Do you ever just start with a question? Yesterday’s keynote speaker, Kerry Gallagher, asked the educators in the room to engage learners by doing just that! I want my students to want to learn, and starting by asking them something gets their minds going. This morning I asked them how it felt to be a drop in the water cycle. I got a spattering of answers that showed surface level understanding of the water cycle. I then activated prior knowledge, asking students what they knew about the water cycle. They were able to identify the major steps that they learned previously such as evaporation, condensation, and precipitation. They were missing a part of the water cycle. A student suggested groundwater, another well water, and a third mentioned a plant. Using the plant, we discussed what happens and how water can form on plant leaves and evaporate. Heading to Google I looked up transpiration. The first site ended in .gov and this gave me a teachable moment. Is this a reliable site to use?  William decided that since it was a government website we could rely on it as a resource. Clicking on the link took us to learn more about what transpiration was. Students discussed this word in terms of the water cycle.

Armed with knowledge we went back to the original question that asked students to think about what it felt like to be a drop of water in the cycle. Around the room I had placed different parts of the cycle and students had an opportunity to internalize what it would feel like to actually be a water droplet. Ask them where they got stuck, or what parts of the cycle they made it to. Students then had an opportunity to answer the question I started with, telling me how they felt being part of the water cycle. We completed our lesson watching a BrainPOP on the water cycle. 

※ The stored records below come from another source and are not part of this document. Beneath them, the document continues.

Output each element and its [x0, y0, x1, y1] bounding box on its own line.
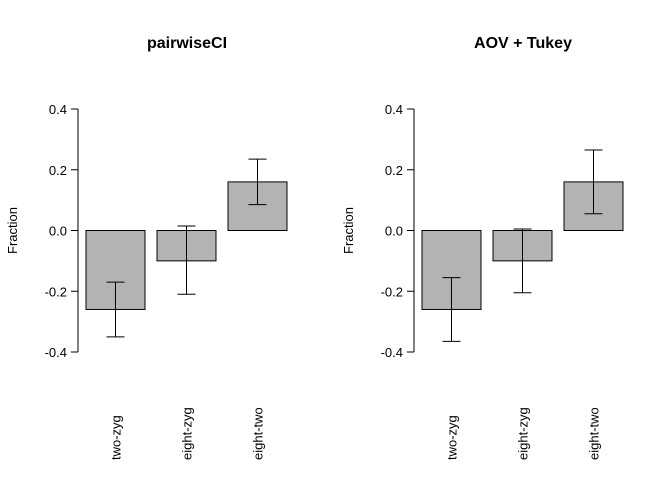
category-label: eight-zyg — [180, 407, 195, 460]
y-tick-label: 0.2 — [49, 163, 67, 178]
chart-title: pairwiseCI — [147, 35, 227, 52]
category-label: two-zyg — [109, 415, 124, 460]
category-label: eight-two — [587, 407, 602, 460]
y-axis-label: Fraction — [5, 207, 20, 254]
chart-panel-pairwiseci: pairwiseCI -0.4 -0.2 0.0 0.2 0.4 Fraction two-z… — [5, 35, 288, 460]
y-tick-label: -0.2 — [381, 284, 403, 299]
chart-title: AOV + Tukey — [474, 35, 572, 52]
y-tick-label: 0.2 — [385, 163, 403, 178]
y-tick-label: -0.4 — [381, 345, 403, 360]
y-tick-label: 0.4 — [49, 102, 67, 117]
category-label: eight-two — [251, 407, 266, 460]
y-tick-label: 0.0 — [385, 224, 403, 239]
category-label: eight-zyg — [516, 407, 531, 460]
category-label: two-zyg — [445, 415, 460, 460]
chart-panel-aov-tukey: AOV + Tukey -0.4 -0.2 0.0 0.2 0.4 Fraction two-… — [341, 35, 624, 460]
y-tick-label: -0.2 — [45, 284, 67, 299]
y-tick-label: 0.4 — [385, 102, 403, 117]
y-axis-label: Fraction — [341, 207, 356, 254]
y-tick-label: -0.4 — [45, 345, 67, 360]
y-tick-label: 0.0 — [49, 224, 67, 239]
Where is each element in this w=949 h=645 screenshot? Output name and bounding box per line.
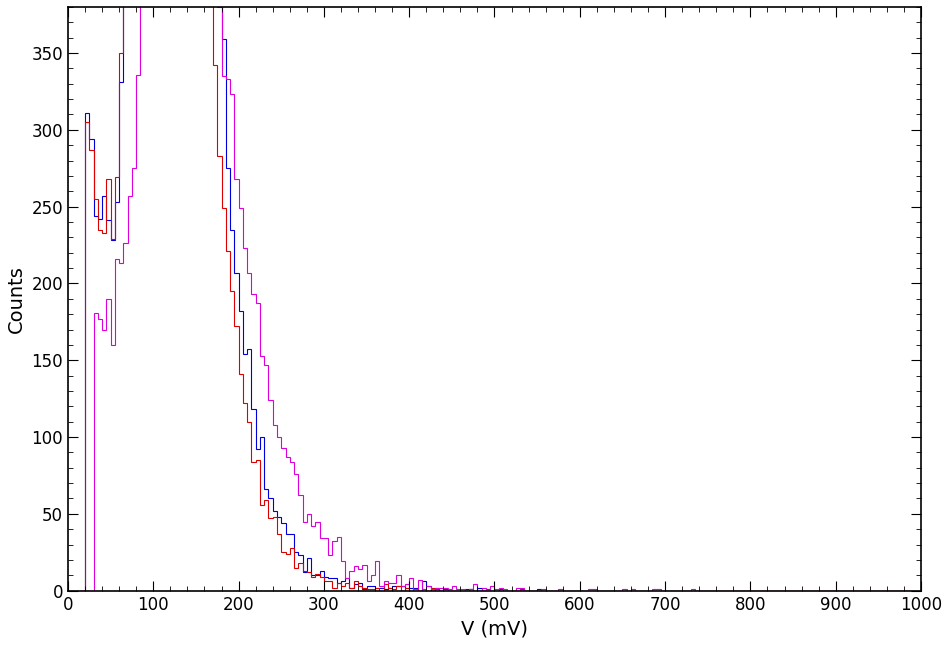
Y-axis label: Counts: Counts	[7, 265, 26, 333]
X-axis label: V (mV): V (mV)	[461, 619, 528, 638]
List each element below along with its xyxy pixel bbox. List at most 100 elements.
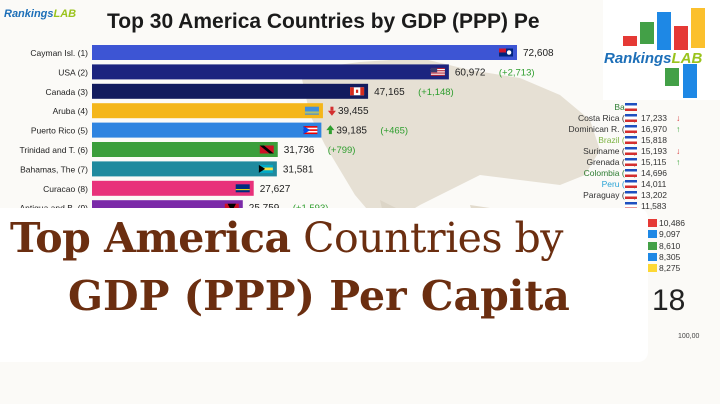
side-list-row: Colombia (22) 14,696 xyxy=(555,168,720,179)
side-list-label: Dominican R. (18) xyxy=(568,124,638,134)
flag-icon xyxy=(303,126,318,135)
bar xyxy=(92,103,323,119)
logo-bar xyxy=(657,12,671,50)
flag-icon xyxy=(259,145,274,154)
bar-change-label: (+2,713) xyxy=(499,67,535,78)
logo-bar xyxy=(674,26,688,50)
bar xyxy=(92,45,517,60)
logo-text: RankingsLAB xyxy=(604,50,703,67)
side-list-value: 8,305 xyxy=(659,251,681,262)
rankingslab-logo: RankingsLAB xyxy=(603,0,720,100)
side-list-value: 14,011 xyxy=(641,179,667,189)
flag-icon xyxy=(648,241,657,250)
bar-category-label: Cayman Isl. (1) xyxy=(30,48,88,58)
flag-icon xyxy=(304,106,319,115)
bar-change-label: (+799) xyxy=(328,145,356,156)
bar-value-label: 27,627 xyxy=(260,184,291,195)
bar-row: Curacao (8) 27,627 xyxy=(43,180,291,196)
flag-icon xyxy=(625,136,637,144)
brand-label: RankingsLAB xyxy=(4,8,77,20)
side-list-label: Brazil (19) xyxy=(598,135,637,145)
side-list-row: Barba xyxy=(555,102,720,113)
bar-category-label: USA (2) xyxy=(58,67,88,77)
side-list-row: 8,275 xyxy=(648,263,720,274)
bar-value-label: 47,165 xyxy=(374,87,405,98)
flag-icon xyxy=(430,67,445,76)
bar-category-label: Curacao (8) xyxy=(43,184,88,194)
side-list-row: Suriname (20) 15,193 ↓ xyxy=(555,146,720,157)
bar-value-label: 60,972 xyxy=(455,67,486,78)
side-list-row: Paraguay (24) 13,202 xyxy=(555,190,720,201)
banner-title-line-2: GDP (PPP) Per Capita xyxy=(68,272,570,320)
flag-icon xyxy=(648,230,657,239)
logo-bar xyxy=(640,22,654,44)
side-list-value: 13,202 xyxy=(641,190,667,200)
bar-value-label: 31,581 xyxy=(283,164,314,175)
arrow-down-icon: ↓ xyxy=(676,113,681,123)
arrow-up-icon: ↑ xyxy=(676,157,681,167)
side-list-row: Dominican R. (18) 16,970 ↑ xyxy=(555,124,720,135)
arrow-up-icon xyxy=(326,125,335,135)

Students discussed that being part of the water cycle is tiring and you might not know where you are going next. One student mentioned how challenging it was to survive as a water droplet. Some students mentioned they were bored because sometimes you get stuck in one place for a long time. A student connected this to the years it could take a drop of water to evaporate from the ocean. The journey is wet, cold, and lonely another child shared. One student mentioned that a drop of water is more important than she thought. Someone told me it was surprising that so many students had to visit the cloud station. From their writing I can see students have internalized life as a water droplet, and this all started with a question!